Banks may benefit as wages rise in 2015
A Bank of England decision maker has predicted a rise in pay this year.
Pay rates in the UK are set to start rising in real terms this year, a Bank of England official has said.
Martin Weale, a member of the rate-setting Monetary Policy Committee (MPC), has tipped the increase to occur over the next year after speaking to employers across the country.
He told the BBC Radio Five Live Wake Up To Money programme: "When I go and visit businesses throughout the country, I find that they are talking of pay increases in a way quite different say from what I was hearing last year"
Mr Weale added that many of those discussing the likelihood of pay rises this year were previously only speaking in terms of freezes.
Should this prediction come to pass, there may be significant implications for the banking sector.
On the one hand, it will be good news as there will be more wages coming into current accounts and savings, giving banks more capital from which to lend.

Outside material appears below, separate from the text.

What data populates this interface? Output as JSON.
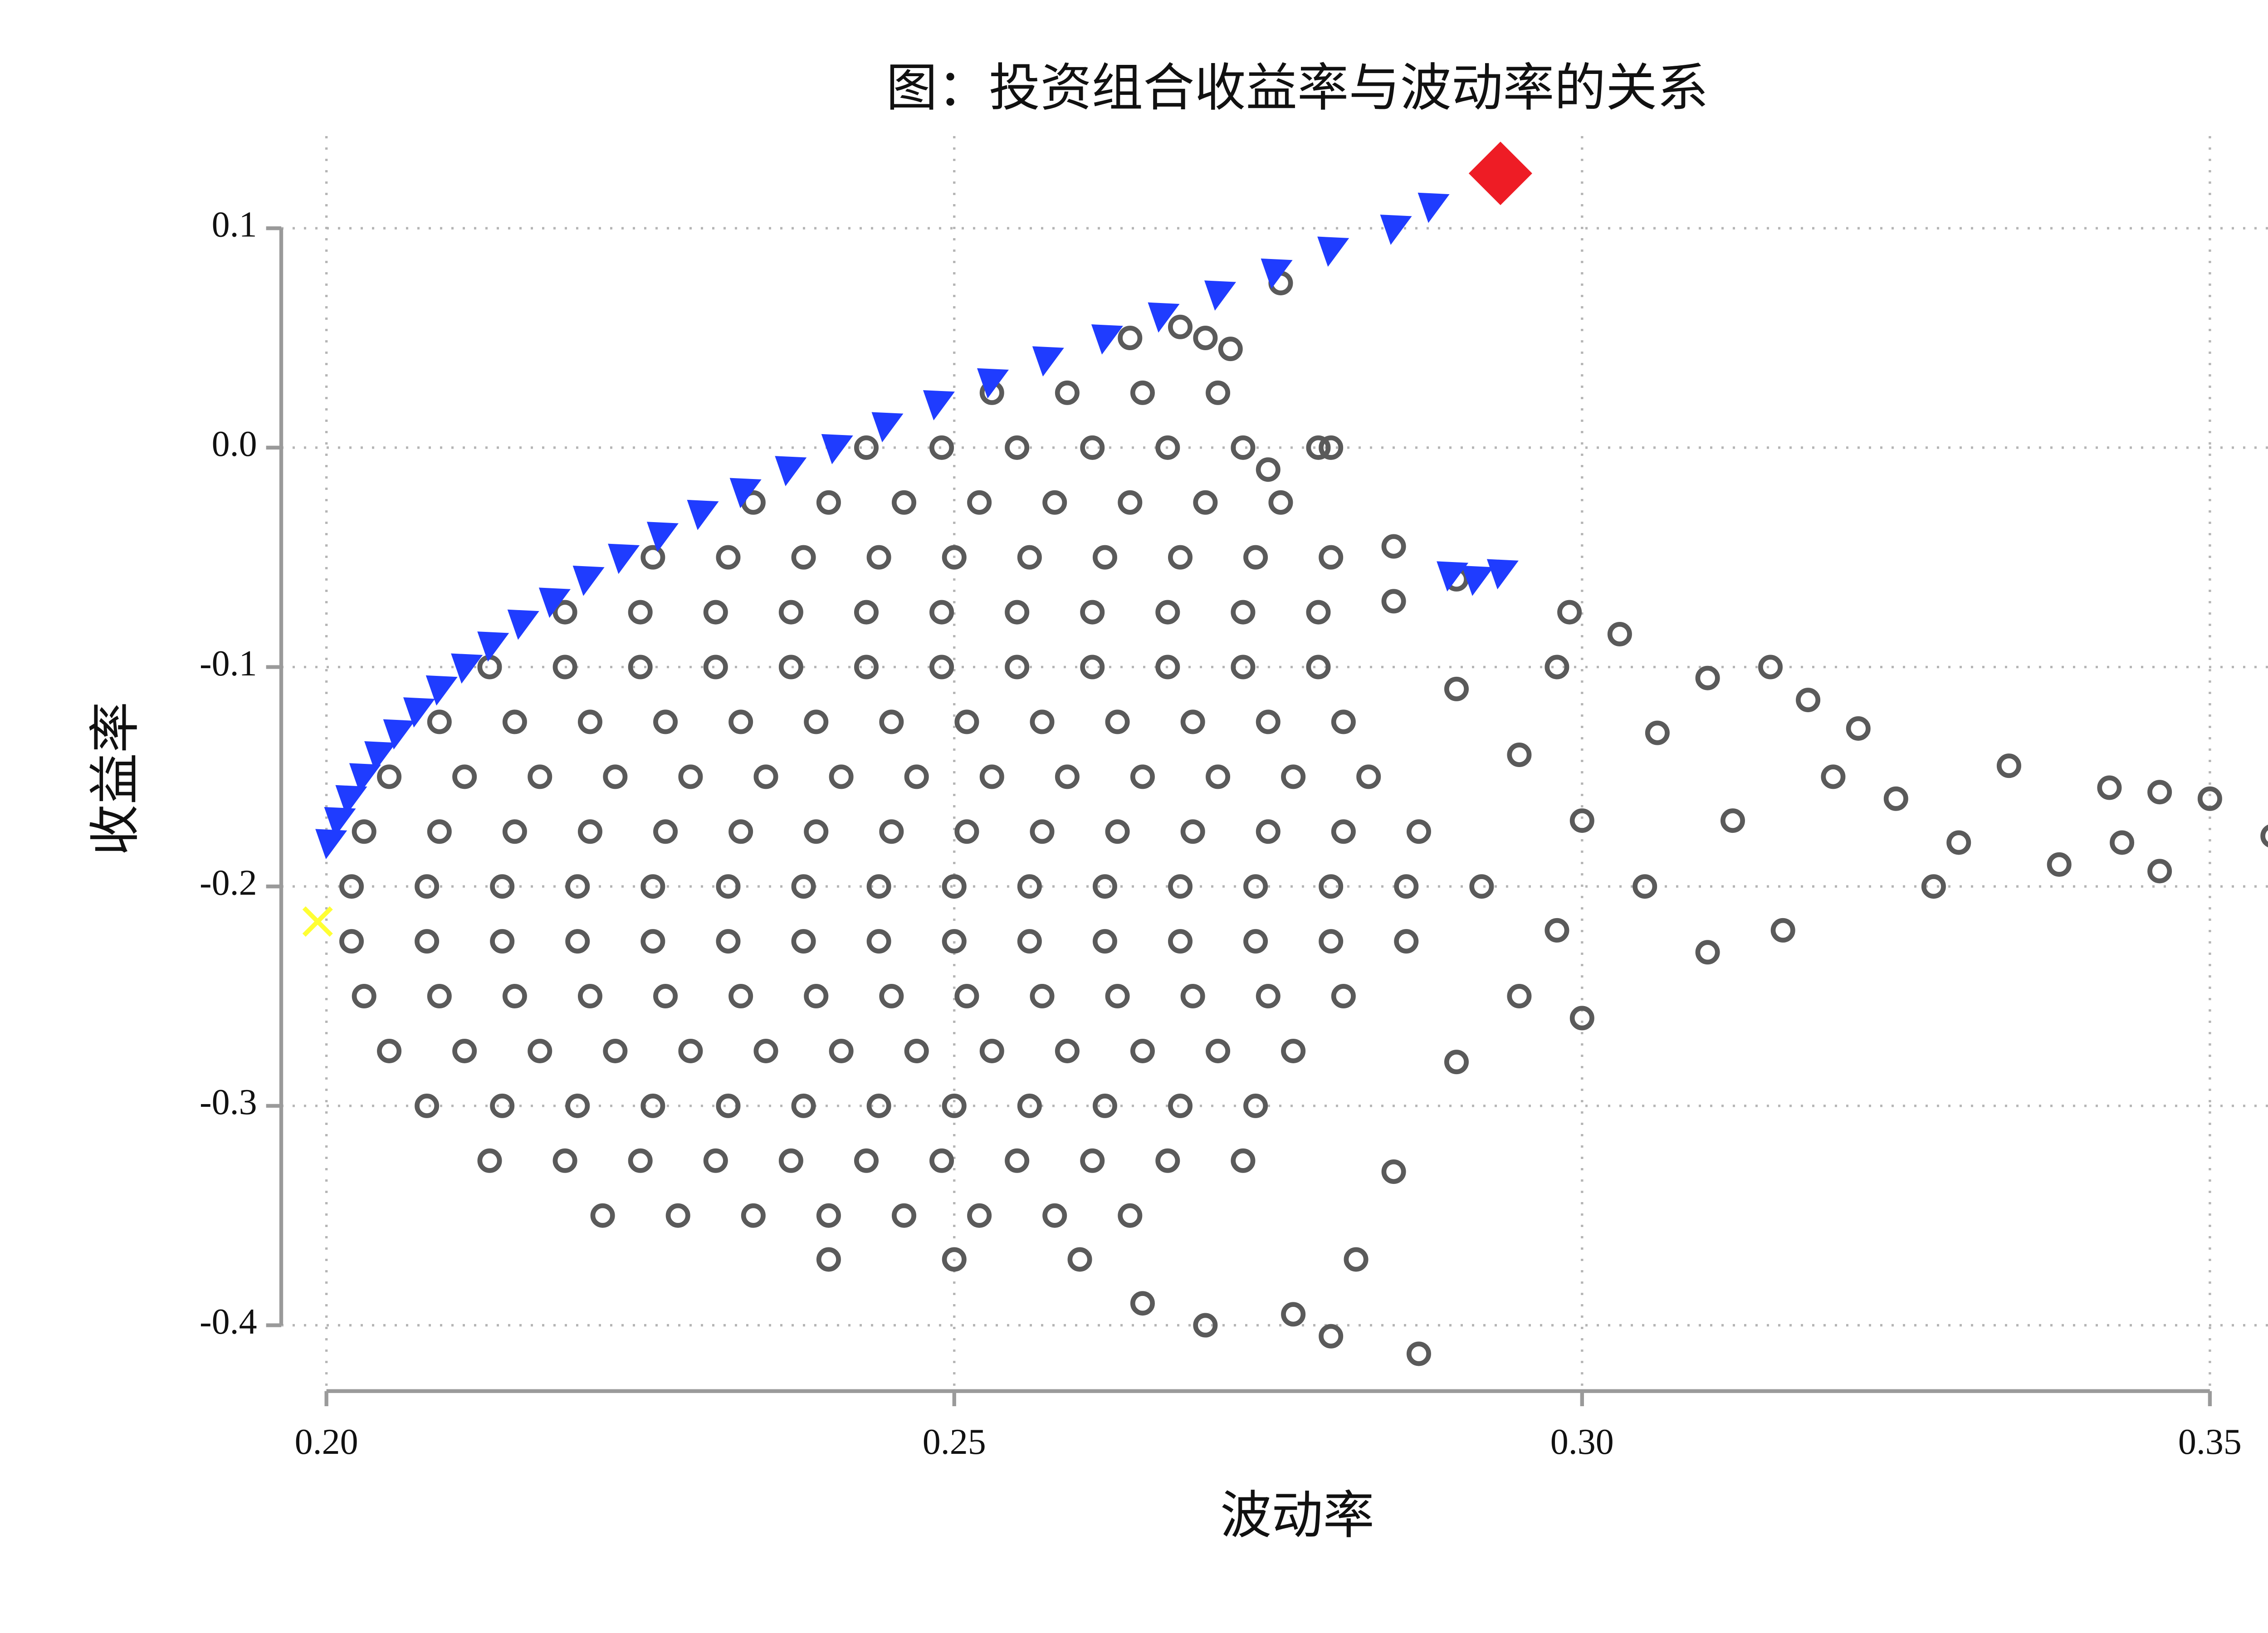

In addition to this, larger incomes in an economic environment of growth and ever-rising employment will add up to a much more benign and secure environment in which to lend more.

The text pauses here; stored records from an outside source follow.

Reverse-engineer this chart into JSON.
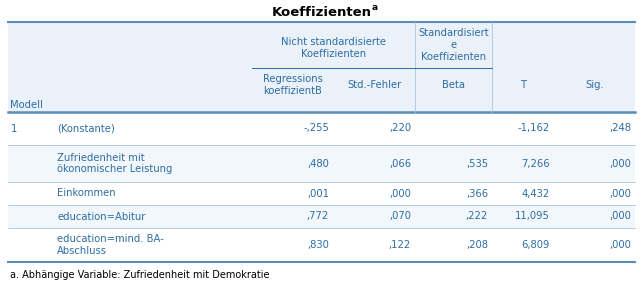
{
  "title_base": "Koeffizienten",
  "title_super": "a",
  "footnote": "a. Abhängige Variable: Zufriedenheit mit Demokratie",
  "col_color": "#2E6DA4",
  "title_color": "#000000",
  "footnote_color": "#000000",
  "header_bg": "#EAF1F8",
  "row_bg_light": "#F2F7FB",
  "row_bg_white": "#FFFFFF",
  "border_dark": "#5B8DB8",
  "border_light": "#A8C4DC",
  "fs_title": 9.5,
  "fs_header": 7.2,
  "fs_data": 7.2,
  "fs_footnote": 7.0,
  "col_header_lines": [
    "Nicht standardisierte\nKoeffizienten",
    "Standardisiert\ne\nKoeffizienten"
  ],
  "col_subheaders": [
    "Regressions\nkoeffizientB",
    "Std.-Fehler",
    "Beta",
    "T",
    "Sig."
  ],
  "modell_label": "Modell",
  "rows": [
    {
      "model": "1",
      "label": "(Konstante)",
      "B": "-,255",
      "std": ",220",
      "beta": "",
      "T": "-1,162",
      "sig": ",248"
    },
    {
      "model": "",
      "label": "Zufriedenheit mit\nökonomischer Leistung",
      "B": ",480",
      "std": ",066",
      "beta": ",535",
      "T": "7,266",
      "sig": ",000"
    },
    {
      "model": "",
      "label": "Einkommen",
      "B": ",001",
      "std": ",000",
      "beta": ",366",
      "T": "4,432",
      "sig": ",000"
    },
    {
      "model": "",
      "label": "education=Abitur",
      "B": ",772",
      "std": ",070",
      "beta": ",222",
      "T": "11,095",
      "sig": ",000"
    },
    {
      "model": "",
      "label": "education=mind. BA-\nAbschluss",
      "B": ",830",
      "std": ",122",
      "beta": ",208",
      "T": "6,809",
      "sig": ",000"
    }
  ]
}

However, while such actors may be beneficial, financial companies will need to consider what they are paying accountants and other staff. If pay rates start rising, this may increase pressure for pay rises in the financial sector.
Indeed, those companies who fail to keep up could be at risk of losing some of their most talented staff, who could be lured away by rival companies.
Mr Weale is not alone in tipping 2015 to be the year in which the relative decline of wages is reversed. The Bank's governor Mark Carney made a similar prediction in a speech to the Trades Union Congress conference last year, pointing to the middle of this year as the time when this trend will start in earnest.